クロロホルルンに襲われている背中を中心に体中から血が流れ、貧血状態に陥って意識が朦朧となってくるジャンゴ。その上、

「しまった! 合身が!?」

あまりの奔流にジャンゴの体からおてんこが抜け出てトランスが解除されてしまい、おてんこはそのままいずこかへ流されてしまう。助けに行くどころか、むしろジャンゴがヤバいと判断したサクラはもはや一刻の猶予も無いと察し、ホテルからずっと着ていた浴衣の帯を緩める。
シュルっと音を立てて帯を抜き取ると、襲撃でボロボロになっていた彼女の浴衣が落下の風ではだけ、脆くなっていた部分が千切れ飛ぶ。自ら首筋を見せつけるようにジャンゴへもたれかかるサクラはまだ幼い容姿とはいえ、そこからは育ちかけの女の色香が漂っていた。

「お願い……私の血を吸って、お兄ちゃん。虚数空間に落ちた以上、二人で生き残るにはどんな形でも力を合わせなくちゃいけないんだ。うん、一緒に生きるためなら、私はお兄ちゃんに何をされたっていい。あの時から、私の命はお兄ちゃんのものだよ」

「グァ……だ、めだ! 僕は……守るんだ……! 守らなきゃ……また失ってしまう……!」

「守りたいのは私も同じなんだよ。だからお兄ちゃんが生きるため……ううん、二人で生き残るために私の命を使って。お願い、もっと周りを頼って! 私を受け入れて!」

「ア……、グ……い、やだ! もう……誰も失いたく、ないんだ!! だから……だか……ら……」

ピシッ……!

今、ジャンゴは太陽の戦士として意地だけではなく、一人の人間としての恐怖、兄としての矜持、それらを支柱に耐えていた。だが、意地だけではどうしようもない時もある。見る見るうちに吸血変異の影響が現れ、トランス・ダークを発動していないにも関わらずジャンゴはヴァンパイアになりかけていた。

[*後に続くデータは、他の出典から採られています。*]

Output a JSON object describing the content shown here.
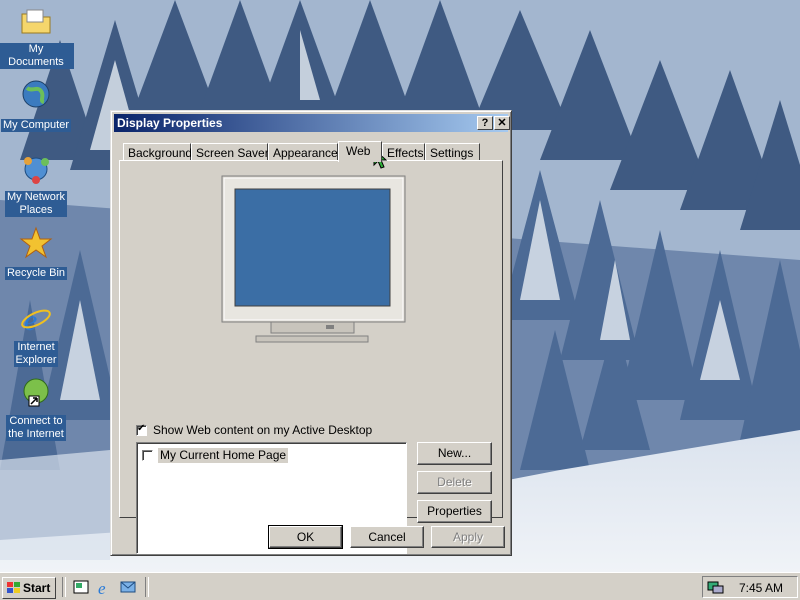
{
  "desktop": {
    "icons": [
      {
        "label": "My Documents",
        "icon": "folder-icon"
      },
      {
        "label": "My Computer",
        "icon": "computer-icon"
      },
      {
        "label": "My Network Places",
        "label_line1": "My Network",
        "label_line2": "Places",
        "icon": "network-icon"
      },
      {
        "label": "Recycle Bin",
        "icon": "recycle-bin-icon"
      },
      {
        "label": "Internet Explorer",
        "label_line1": "Internet",
        "label_line2": "Explorer",
        "icon": "ie-icon"
      },
      {
        "label": "Connect to the Internet",
        "label_line1": "Connect to",
        "label_line2": "the Internet",
        "icon": "connect-icon"
      }
    ]
  },
  "window": {
    "title": "Display Properties",
    "help_label": "?",
    "close_label": "✕",
    "tabs": [
      {
        "label": "Background"
      },
      {
        "label": "Screen Saver"
      },
      {
        "label": "Appearance"
      },
      {
        "label": "Web",
        "active": true
      },
      {
        "label": "Effects"
      },
      {
        "label": "Settings"
      }
    ],
    "web": {
      "show_web_content_label": "Show Web content on my Active Desktop",
      "show_web_content_checked": true,
      "items": [
        {
          "label": "My Current Home Page",
          "checked": false
        }
      ],
      "buttons": {
        "new": "New...",
        "delete": "Delete",
        "properties": "Properties"
      }
    },
    "footer": {
      "ok": "OK",
      "cancel": "Cancel",
      "apply": "Apply"
    }
  },
  "taskbar": {
    "start_label": "Start",
    "clock": "7:45 AM"
  },
  "colors": {
    "title_active_start": "#0a246a",
    "title_active_end": "#a6caf0",
    "face": "#d4d0c8",
    "monitor_screen": "#3b6ea5"
  }
}
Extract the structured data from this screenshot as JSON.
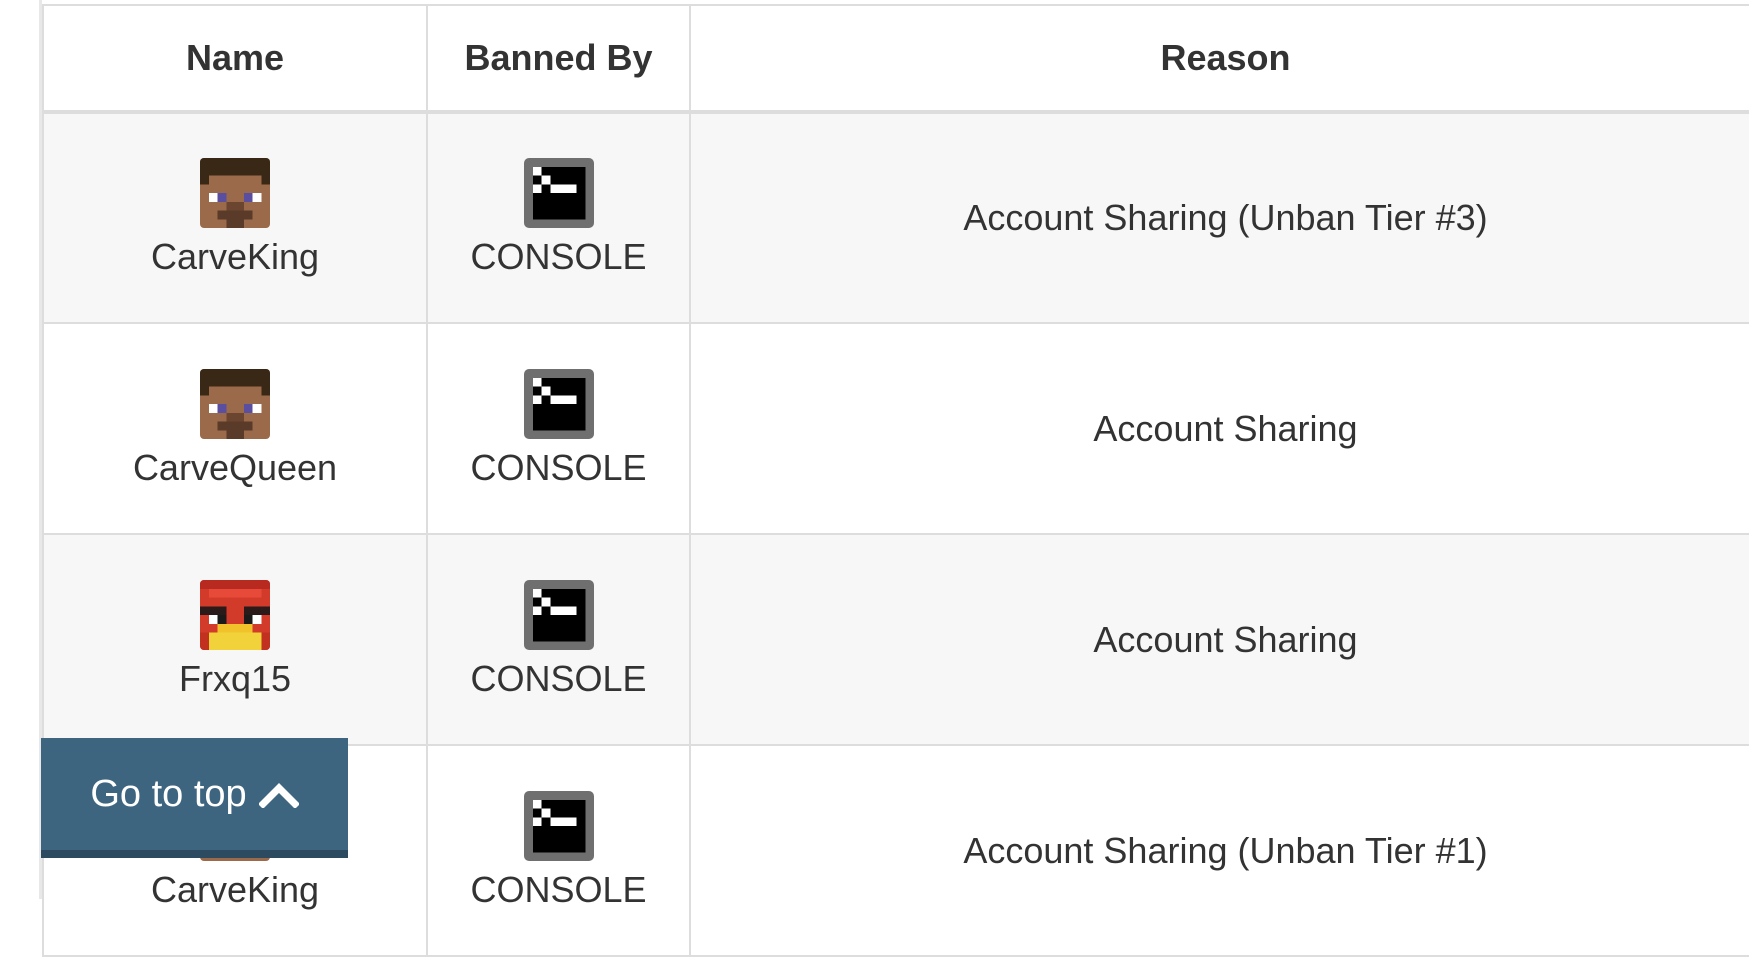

「ぐ……こう……なったら、カーミラ! 僕を……石化するんだ!」

『え!? ですが……!』

「信じて! 君の力だけが……変異を止められる! 早……く!!」

『わ、わかった……あなたを信じるわ!』

カーミラの返事が聞こえた瞬間、ジャンゴの体が石に変化していき、同時に変異も強引にだが止まっていった。